Mahkemece, kıdem tazminatı faizinin dava tarihi yerine fesih tarihinden itibaren başlatılması hatalıdır.
4- 6100 sayılı HMK’nın 24. ve 26. maddelerine göre, hâkim, tarafların talebi olmadan bir uyuşmazlığı kendiliğinden inceleyemez ve karara bağlayamaz. Kanunda açıkça belirtilmedikçe hiç kimse kendi lehine olan davayı açmaya veya icra takibini yapmaya zorlanamaz. Hâkim, bir davada tarafların talep sonuçları ile bağlıdır; talepten fazlasına veya talepten başka bir şeye karar veremez. Ancak, duruma göre talepten daha azına karar verilebilir. Hâkimin, tarafların talepleriyle bağlı olmadığına dair kanun hükmü veya kamu düzenini ilgilendiren bir durum varsa bu kural uygulanmaz. Örneğin, sosyal güvenlik hakkı, anayasa ile güvence altına alınmış vazgeçilemez temel sosyal haklardandır. Bu sebeple, hizmet tespiti davalarında davadan feragat geçersizdir. Yine bütün davalarda yargılama giderleri, harç ve vekâlet ücreti konusunda tarafların bir talebi olmasa dahi, mahkeme, kamu düzenini ilgilendiren bu konularda re’sen hüküm kurmak zorundadır.
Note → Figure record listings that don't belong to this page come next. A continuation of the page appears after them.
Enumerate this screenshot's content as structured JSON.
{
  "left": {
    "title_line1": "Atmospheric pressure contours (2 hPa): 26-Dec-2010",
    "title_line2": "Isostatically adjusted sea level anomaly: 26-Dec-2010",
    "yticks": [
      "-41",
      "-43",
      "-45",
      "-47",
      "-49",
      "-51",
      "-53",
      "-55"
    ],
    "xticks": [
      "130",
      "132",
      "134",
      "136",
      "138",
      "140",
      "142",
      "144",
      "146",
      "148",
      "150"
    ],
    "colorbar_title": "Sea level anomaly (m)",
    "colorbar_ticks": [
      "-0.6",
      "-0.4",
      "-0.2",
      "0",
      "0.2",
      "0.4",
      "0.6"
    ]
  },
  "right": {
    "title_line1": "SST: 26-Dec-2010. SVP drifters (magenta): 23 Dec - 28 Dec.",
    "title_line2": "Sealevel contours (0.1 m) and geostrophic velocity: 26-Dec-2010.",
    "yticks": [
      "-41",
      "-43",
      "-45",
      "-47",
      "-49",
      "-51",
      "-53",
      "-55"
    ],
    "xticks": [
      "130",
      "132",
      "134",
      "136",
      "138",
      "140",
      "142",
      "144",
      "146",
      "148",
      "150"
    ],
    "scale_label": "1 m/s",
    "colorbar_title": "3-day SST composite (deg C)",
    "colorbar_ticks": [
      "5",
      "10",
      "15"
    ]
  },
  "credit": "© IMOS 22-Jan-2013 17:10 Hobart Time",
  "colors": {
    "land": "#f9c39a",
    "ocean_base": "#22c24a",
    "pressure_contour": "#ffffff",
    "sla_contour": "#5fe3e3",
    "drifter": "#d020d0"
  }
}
Somut olayda davacı, dava dilekçesinde faiz istemiş, ancak ıslahta faiz talep etmemiştir.
Mahkemece, talep aşılarak ıslah ile artırılan alacak miktarına faiz uygulanması usul ve yasaya aykırıdır.
5- Mahkemece, hükmün gerekçe kısmında davalı Şirketin sadece kendi dönemine ait kıdem tazminatından sorumlu olduğunun belirtilmesine rağmen kıdem tazminatının tamamından sorumlu tutularak gerekçe ile hüküm arasında çelişki oluşturulması hatalıdır.
6- Mahkemece, 492 sayılı Harçlar Kanunu’nun 13/j maddesine göre harçtan muaf olan davalı Bakanlığın harca mahkûm edilmesi isabetsizidir.
7- Mahkemece, hükmedilen alacağın net ya da brüt olduğunun kararda açıklanmamasının infazda tereddüte yol açacağının düşünülmemesi hatalı olup, bozmayı gerektirmiştir.
F) Sonuç:
Temyiz olunan kararın, sair yönleri incelenmeksizin yukarıda yazılı nedenlerden dolayı BOZULMASINA, peşin alınan temyiz harcının istek hâlinde ilgiliye iadesine, 24.11.2014 tarihinde oybirliği ile karar verildi.